Ha! Winter baru saja memasuki elevator ketika otaknya memutar ucapan Rain lagi.
Konyol. Winter bahkan sampai tidak tahu harus marah atau tertawa mengingat ucapan cowok itu. 'Sekali ini saja' katanya? Si berengsek itu seakan mengatakan Winter tidak pernah melakukan apa pun untuk Summer, tidak pernah peduli, bahkan masa bodoh ketika adiknya sakit.
Anjing! Anak tunggal sialan seperti Rain tahu apa? Cecunguk itu tidak akan pernah mengerti rasanya memiliki adik, sebesar apa kasih sayang yang kakak lelaki miliki pada adiknya—hingga apa saja yang bisa Winter lakukan untuk Summer.
Tidak ada yang tahu, bahkan Summer sekalipun.
Summer tidak tahu bagaimana Winter berusaha membereskan semua masalah-masalah Summer selama ini agar tidak sampai ke Jeremia.
Summer tidak tahu alasan Winter mau bolak-balik Jakarta-Surabaya hanya untuk melihatnya tumbuh.
Summer tidak tahu, bagaimana Winter mondar-mandir di dekat kamar Summer tiap adiknya itu sakit.
Summer juga tidak tahu, betapa beratnya bagi Winter melepaskan mimpinya sendiri untuk melanjutkan menjadi penerus firma Hukum keluarga mereka. Semuanya untuk Summer. Semua hal memuakkan ini Winter jalani agar adiknya bisa mengejar mimpinya sendiri.
Namun, lebih dari itu. Tidak ada yang tahu betapa berat rasanya menjadi seorang Kakak. Tidak ada yang tahu—Summer sekalipun. Tidak ada yang mau tahu.
***
"Sekarang Winter udah gede, udah punya adik. Mulai sekarang Winter yang harus jagain adiknya."
Summer lahir ketika Winter berusia sembilan tahun. Pada saat itu juga Winter pertama kali mendengar ucapan itu. Tanpa tahu, jika ucapan itu berisi tanggung jawab besar sebagai seorang Kakak.
Winter tidak tahu, apakah kelahiran Summer saat itu terlalu cepat, atau malah terlalu lambat hingga membuatnya tidak siap. sembilan tahun—sembilan tahun waktu yang dihabiskan Winter sebagai anak tunggal. Sebagai anak tunggal, tentunya perhatian Mama dan Papanya tercurahkan sepenuhnya pada Winter. Mereka berdua memang selalu sibuk, tapi keduanya selalu memiliki waktu untuk Winter dan selalu memberikan apa yang Winter mau.
Hingga, semua berubah setelah Summer lahir.
"Kakak main sendiri. Mama mau nidurin Summer, dulu."

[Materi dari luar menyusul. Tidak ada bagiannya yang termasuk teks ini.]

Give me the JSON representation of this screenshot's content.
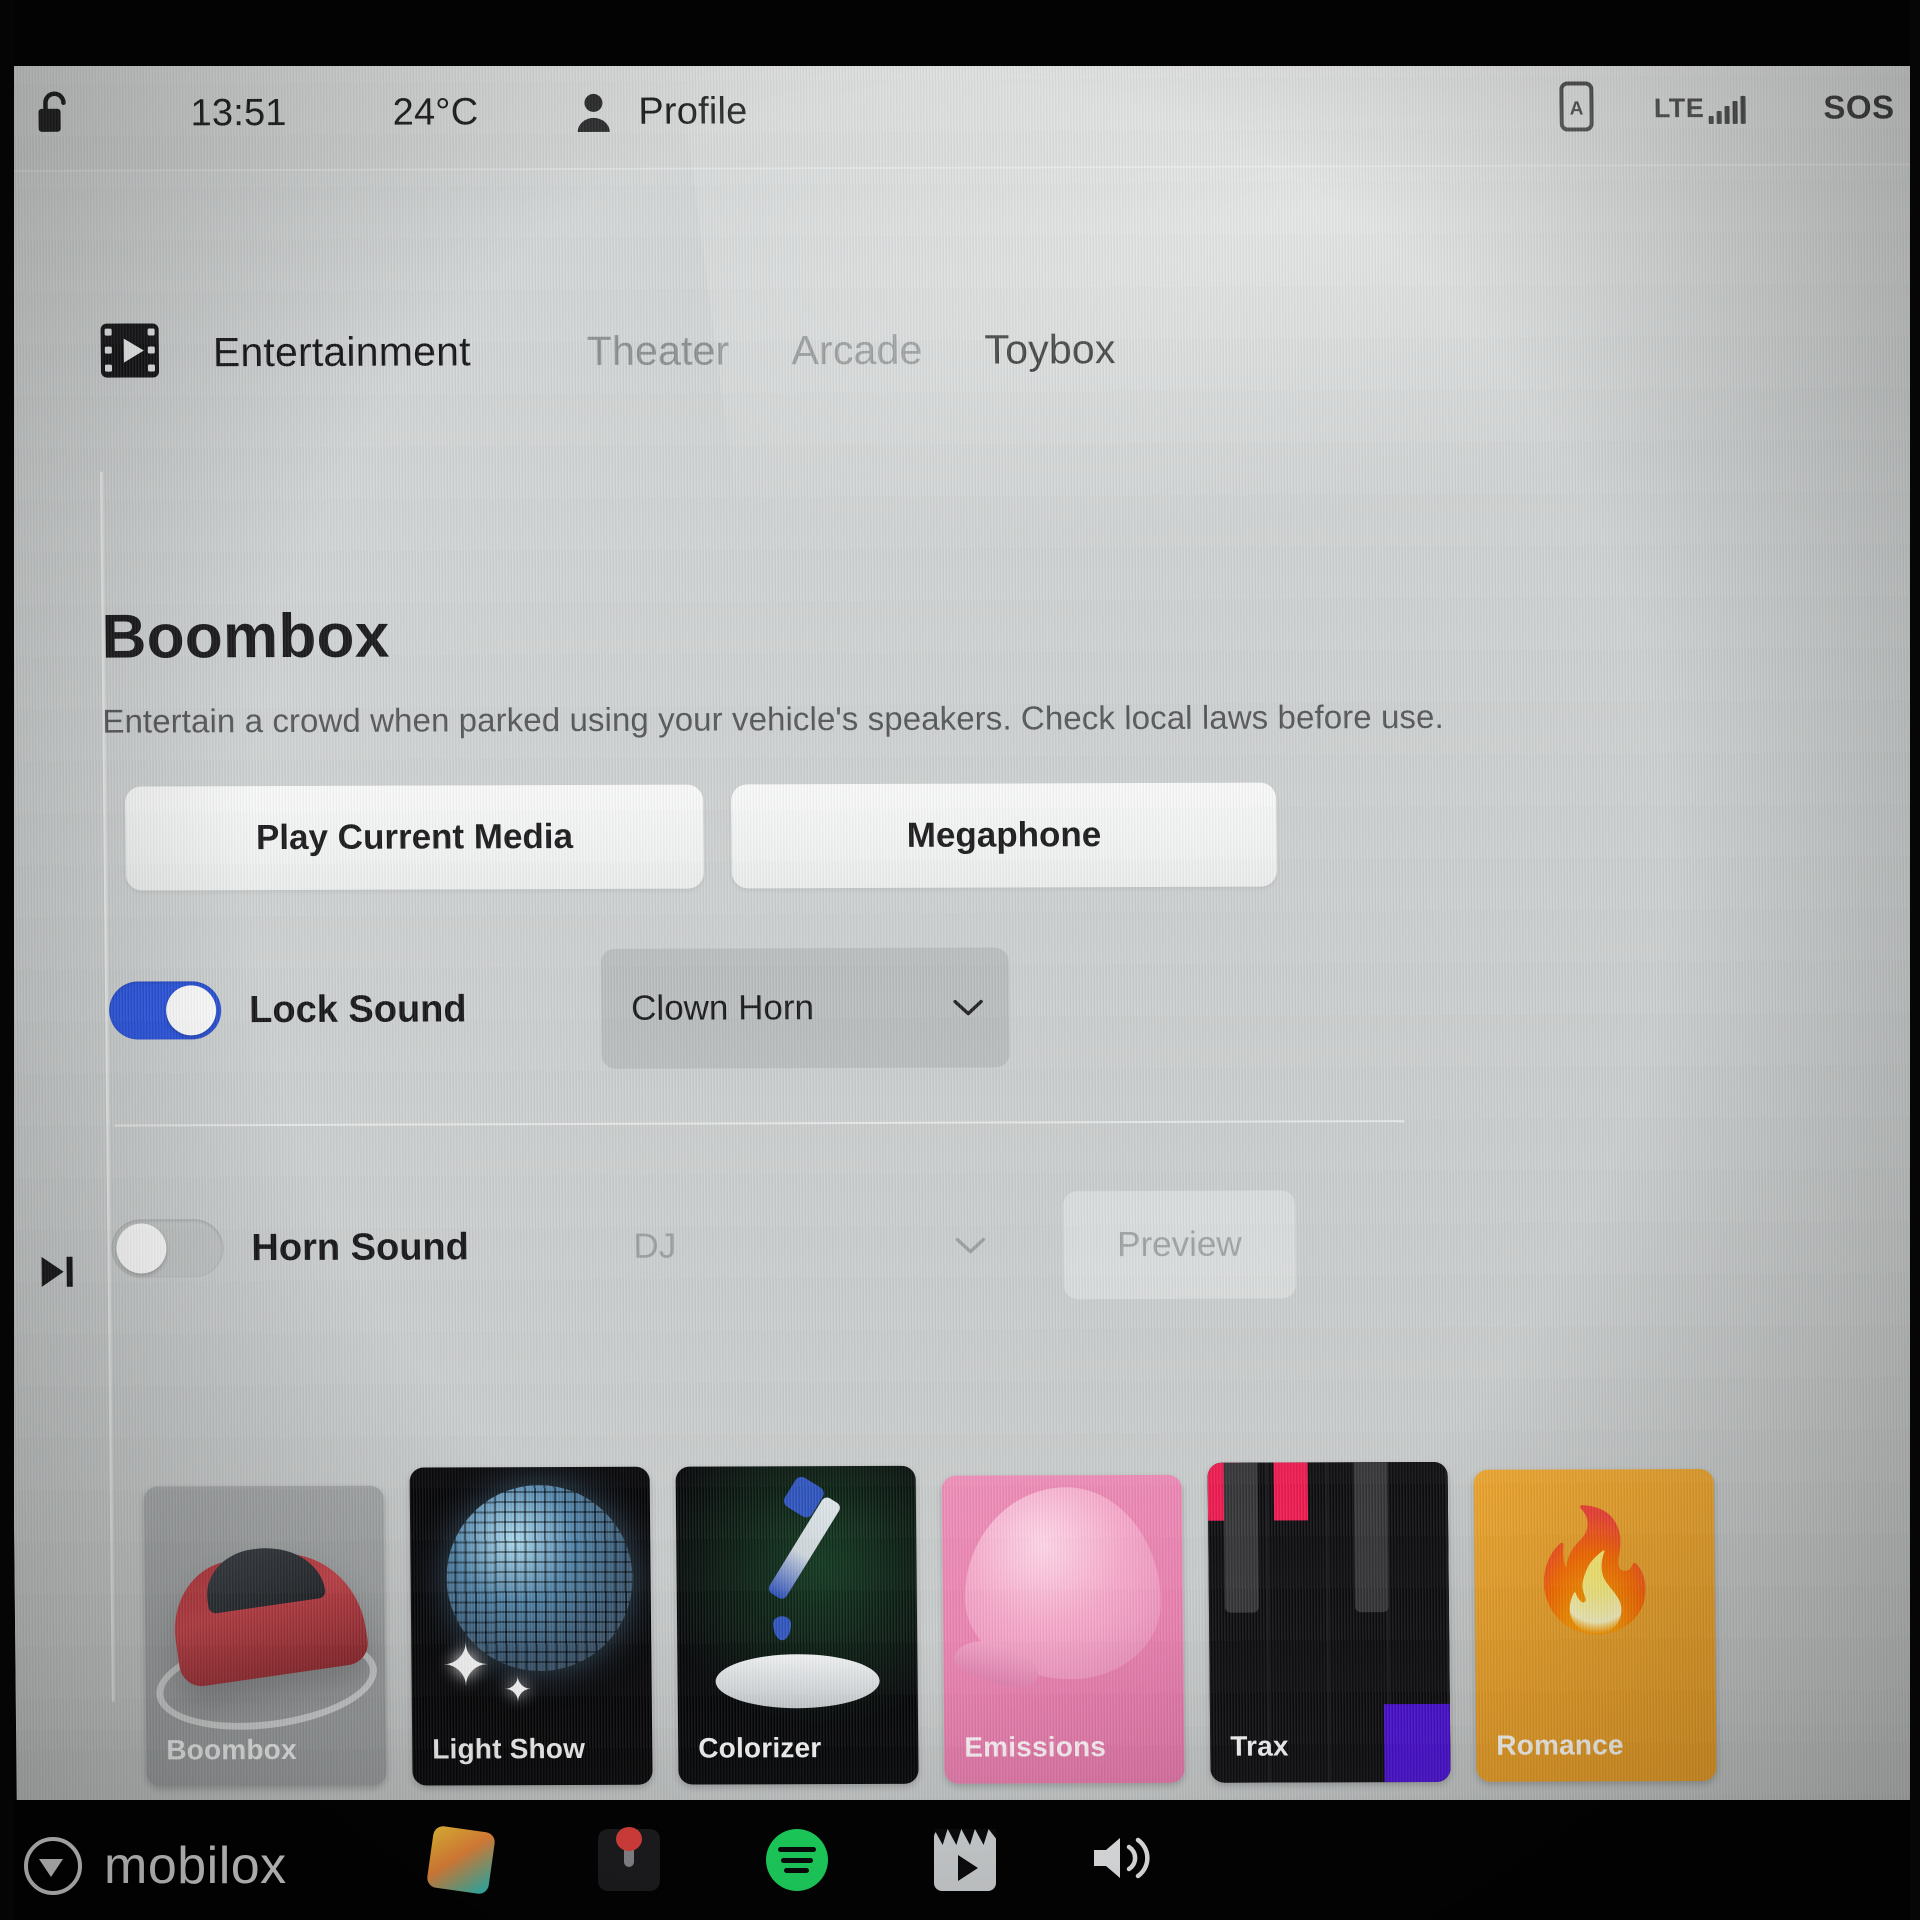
{
  "status_bar": {
    "lock_icon": "unlocked-padlock-icon",
    "time": "13:51",
    "temperature": "24°C",
    "profile_icon": "person-icon",
    "profile_label": "Profile",
    "phone_key_icon": "phone-key-icon",
    "network_label": "LTE",
    "signal_icon": "signal-bars-icon",
    "sos_label": "SOS"
  },
  "nav": {
    "app_icon": "film-strip-play-icon",
    "tabs": [
      {
        "label": "Entertainment",
        "state": "section-title"
      },
      {
        "label": "Theater",
        "state": "inactive"
      },
      {
        "label": "Arcade",
        "state": "inactive"
      },
      {
        "label": "Toybox",
        "state": "active"
      }
    ]
  },
  "panel": {
    "title": "Boombox",
    "description": "Entertain a crowd when parked using your vehicle's speakers. Check local laws before use.",
    "buttons": {
      "play_current_media": "Play Current Media",
      "megaphone": "Megaphone"
    },
    "settings": [
      {
        "label": "Lock Sound",
        "toggle_state": "on",
        "toggle_color": "#2B54DD",
        "select_value": "Clown Horn",
        "chevron_icon": "chevron-down-icon",
        "enabled": true
      },
      {
        "label": "Horn Sound",
        "toggle_state": "off",
        "toggle_color": "#C3C6C6",
        "select_value": "DJ",
        "chevron_icon": "chevron-down-icon",
        "preview_label": "Preview",
        "enabled": false
      }
    ]
  },
  "app_cards": [
    {
      "label": "Boombox",
      "art": "tesla-car-icon",
      "selected": true
    },
    {
      "label": "Light Show",
      "art": "disco-ball-icon",
      "selected": false
    },
    {
      "label": "Colorizer",
      "art": "eyedropper-icon",
      "selected": false
    },
    {
      "label": "Emissions",
      "art": "whoopee-cushion-icon",
      "selected": false
    },
    {
      "label": "Trax",
      "art": "piano-keys-icon",
      "selected": false
    },
    {
      "label": "Romance",
      "art": "campfire-icon",
      "selected": false
    }
  ],
  "taskbar": {
    "icons": [
      {
        "name": "toybox-icon"
      },
      {
        "name": "arcade-joystick-icon"
      },
      {
        "name": "spotify-icon"
      },
      {
        "name": "theater-clapperboard-icon"
      }
    ],
    "volume_icon": "speaker-volume-icon",
    "skip_icon": "skip-next-icon"
  },
  "watermark": {
    "text": "mobilox",
    "icon": "play-circle-icon"
  }
}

"Buat persiapan kemahnya, Kakak siapin sendiri ya. Kan udah gede. Atau minta tolong Mbok Nurlam, Mama harus jagain adik."
"Maaf nggak bisa lihat pertandingan pertama Kakak. Adek Summer sakit, Mama harus jagain dia dulu."
"Kamu ambil raport kamu sendiri. Mama nggak bisa, Papa juga ada keperluan bisnis."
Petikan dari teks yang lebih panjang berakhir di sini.